The students were part of a long-term case control cohort of children who were infected with bacterial meningitis in infancy during an outbreak of the disease in England and Wales from 1985 to 1987. The children had been evaluated for meningitis-associated disability at age five, and for behavioral problems at age 13.

In the current study, the authors looked at 461 teens and 289 controls who had been matched with the cases by generalists a decade or so earlier.

The study focused on the results of General Certificate of Secondary Education (GCSE) exams. The tests are taken by 16-year-olds in England and Wales, with results graded from A to E. The national standard is a passing grade of C or higher in five subjects.

To determine whether bacterial meningitis in infancy would have an effect on later academic performance, the authors compared cases and controls by type of school attended (special or regular), the number of GCSE examinations attempted, the number of examinations passed, and achievement in five key subjects: English language, English literature, mathematics, science, and a modern foreign language. The authors also stratified examination results by the age at which the students developed meningitis.

They found that 7.8% of the cases (36 of 461) were enrolled in special education programs or schools, compared with none of the controls; the rate of special school attendance for the overall population in England is 1.7%.

In all 25.4% of all index cases (117 of 461) did not pass any of their certification exams, compared with just 6.6% (19 of 289) controls.

Among those students attending regular comprehensive (secondary) schools, 9.4% of those who had been infected with meningitis in infancy took fewer than five GCSE exams, compared with 4.7% of controls (odds ratio 2.1, 95% CI, 1.0 to 4.2, P=0.04)

In addition nearly half of all index cases attending comprehensive schools failed to achieve the national standard of at least five passes at grade C or above (47.8% vs. 25.5% of controls, odds ratio 2.7, 95% CI, 1.9 to 3.8, P<0.0001)

The numbers were nearly identical when they looked only at those children who had no signs of meningitis-associated disability at age 5. In this subgroup, 48.9% of the index cases did not achieve the five-pass standard, compared with 25.4% of controls. (odds ratio=2.8, 95% CI, 1.95 to 4.02, P<0.0001).

When they looked at the five key subject areas in the subgroup, they found similar results, with 56.9% of index cases failing to pass all five subjects, compared with 34.9% of controls (odds ratio for passing all five 0.4, 95% CI 0.3 to 0.6, P<0.0001).

More than half of all former meningitis patients (54.3%) failed their English language and math exams, compared with 33.6% of controls (odds ratio 0.4, 95% CI 0.3 to 0.6).

There were no significant differences in educational achievement between pupils who had meningitis as neonates and those who were infected from the ages of two to 12 months, however.

"It is alarming that children who appeared to have escaped meningitis unscathed when assessed at age 5 did no better in their GCSE examinations than those with recognized disabilities," the authors wrote. "This emphasizes the need not only for a full post-infection medical assessment but also for continuing educational support throughout the school years. The results of this study show that this support is not at present being given."

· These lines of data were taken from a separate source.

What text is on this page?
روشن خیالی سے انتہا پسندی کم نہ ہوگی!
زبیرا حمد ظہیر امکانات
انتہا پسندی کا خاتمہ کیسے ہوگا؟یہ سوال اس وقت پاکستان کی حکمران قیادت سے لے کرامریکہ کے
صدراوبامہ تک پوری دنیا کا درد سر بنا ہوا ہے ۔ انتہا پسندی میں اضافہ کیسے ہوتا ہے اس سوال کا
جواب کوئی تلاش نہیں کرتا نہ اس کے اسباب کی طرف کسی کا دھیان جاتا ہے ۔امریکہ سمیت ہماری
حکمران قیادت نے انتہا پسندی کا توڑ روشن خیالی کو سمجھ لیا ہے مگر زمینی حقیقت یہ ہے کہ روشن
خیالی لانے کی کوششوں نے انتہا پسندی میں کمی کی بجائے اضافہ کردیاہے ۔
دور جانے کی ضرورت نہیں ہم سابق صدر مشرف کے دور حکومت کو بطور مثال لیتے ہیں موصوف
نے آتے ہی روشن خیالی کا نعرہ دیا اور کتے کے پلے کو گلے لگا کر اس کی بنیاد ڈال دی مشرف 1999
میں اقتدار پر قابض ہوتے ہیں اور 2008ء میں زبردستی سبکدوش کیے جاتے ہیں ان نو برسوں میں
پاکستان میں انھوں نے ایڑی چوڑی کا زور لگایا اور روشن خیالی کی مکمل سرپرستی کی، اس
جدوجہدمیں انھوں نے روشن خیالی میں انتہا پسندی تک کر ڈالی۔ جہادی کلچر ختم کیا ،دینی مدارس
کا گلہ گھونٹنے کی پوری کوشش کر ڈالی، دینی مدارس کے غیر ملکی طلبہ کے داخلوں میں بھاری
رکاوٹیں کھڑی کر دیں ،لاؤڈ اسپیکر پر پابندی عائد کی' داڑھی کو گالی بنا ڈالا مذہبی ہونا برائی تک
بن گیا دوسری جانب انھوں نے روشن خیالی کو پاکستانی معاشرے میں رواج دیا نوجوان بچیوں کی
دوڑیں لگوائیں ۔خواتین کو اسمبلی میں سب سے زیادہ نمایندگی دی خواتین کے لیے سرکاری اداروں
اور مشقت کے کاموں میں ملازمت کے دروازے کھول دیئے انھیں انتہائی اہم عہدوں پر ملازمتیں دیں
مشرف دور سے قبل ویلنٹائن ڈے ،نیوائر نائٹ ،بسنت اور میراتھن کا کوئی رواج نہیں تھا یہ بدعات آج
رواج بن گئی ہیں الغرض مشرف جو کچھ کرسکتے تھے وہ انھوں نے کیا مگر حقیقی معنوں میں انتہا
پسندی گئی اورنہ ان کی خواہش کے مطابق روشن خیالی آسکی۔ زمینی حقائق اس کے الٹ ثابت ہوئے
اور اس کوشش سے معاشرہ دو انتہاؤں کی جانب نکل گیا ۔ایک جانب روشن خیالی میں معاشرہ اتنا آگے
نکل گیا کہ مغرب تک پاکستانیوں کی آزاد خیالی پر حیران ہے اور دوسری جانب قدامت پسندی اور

The authors noted that since the 1985-87 meningitis outbreak, there have been substantial improvements in the management and treatment of meningitis in infancy, resulting in a decline in acute phase mortality from 25.5% then to 6.6% just a decade later, but little difference in the incidence of moderate to severe disability at age five between patients treated in the mid-to-late 1980s and those treated in the late 1990s.

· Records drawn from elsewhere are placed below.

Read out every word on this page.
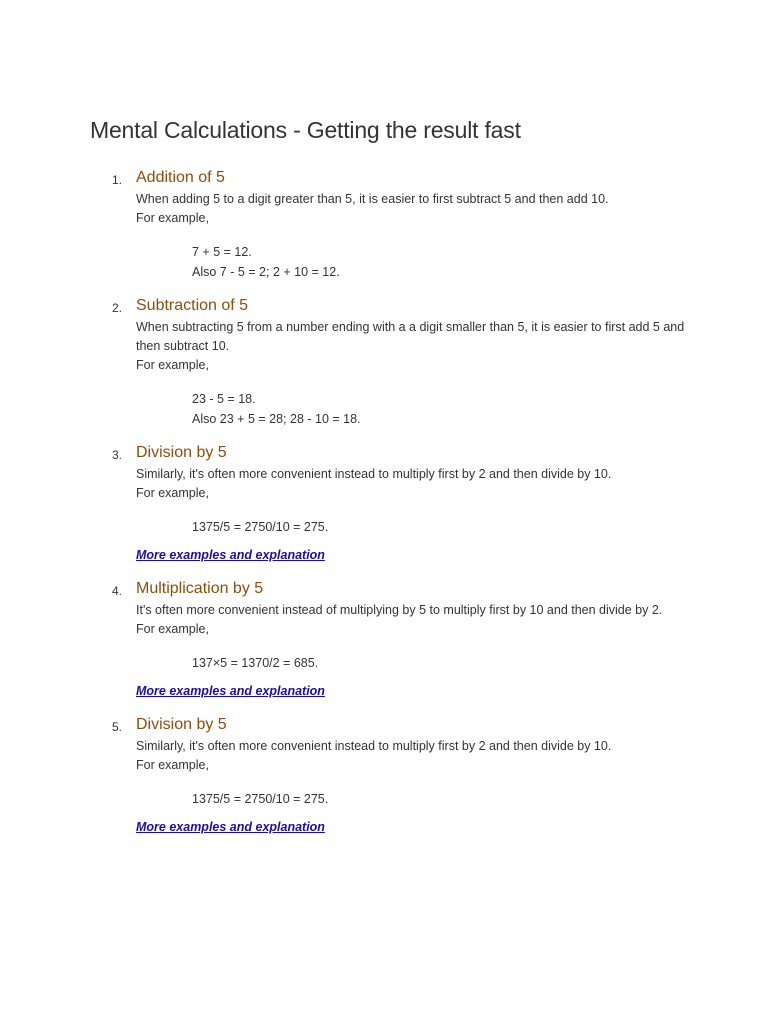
Mental Calculations - Getting the result fast
1. Addition of 5

When adding 5 to a digit greater than 5, it is easier to first subtract 5 and then add 10.

For example,

7 + 5 = 12.

Also 7 - 5 = 2; 2 + 10 = 12.

2. Subtraction of 5

When subtracting 5 from a number ending with a a digit smaller than 5, it is easier to first add 5 and then subtract 10.

For example,

23 - 5 = 18.

Also 23 + 5 = 28; 28 - 10 = 18.

3. Division by 5

Similarly, it's often more convenient instead to multiply first by 2 and then divide by 10.

For example,

1375/5 = 2750/10 = 275.

More examples and explanation
4. Multiplication by 5

It's often more convenient instead of multiplying by 5 to multiply first by 10 and then divide by 2.

For example,

137×5 = 1370/2 = 685.

More examples and explanation
5. Division by 5

Similarly, it's often more convenient instead to multiply first by 2 and then divide by 10.

For example,

1375/5 = 2750/10 = 275.

More examples and explanation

"Almost a third of the 16 year olds who attended special schools had had meningitis due to H. influenzae," the authors noted. "The virtual eradication of H. influenzae as a cause of infantile meningitis, after the introduction of the HIB vaccine, should in itself improve the overall outcome of infantile meningitis. Raising parental awareness of the long term consequences of meningitis in infancy might also improve the uptake of immunization."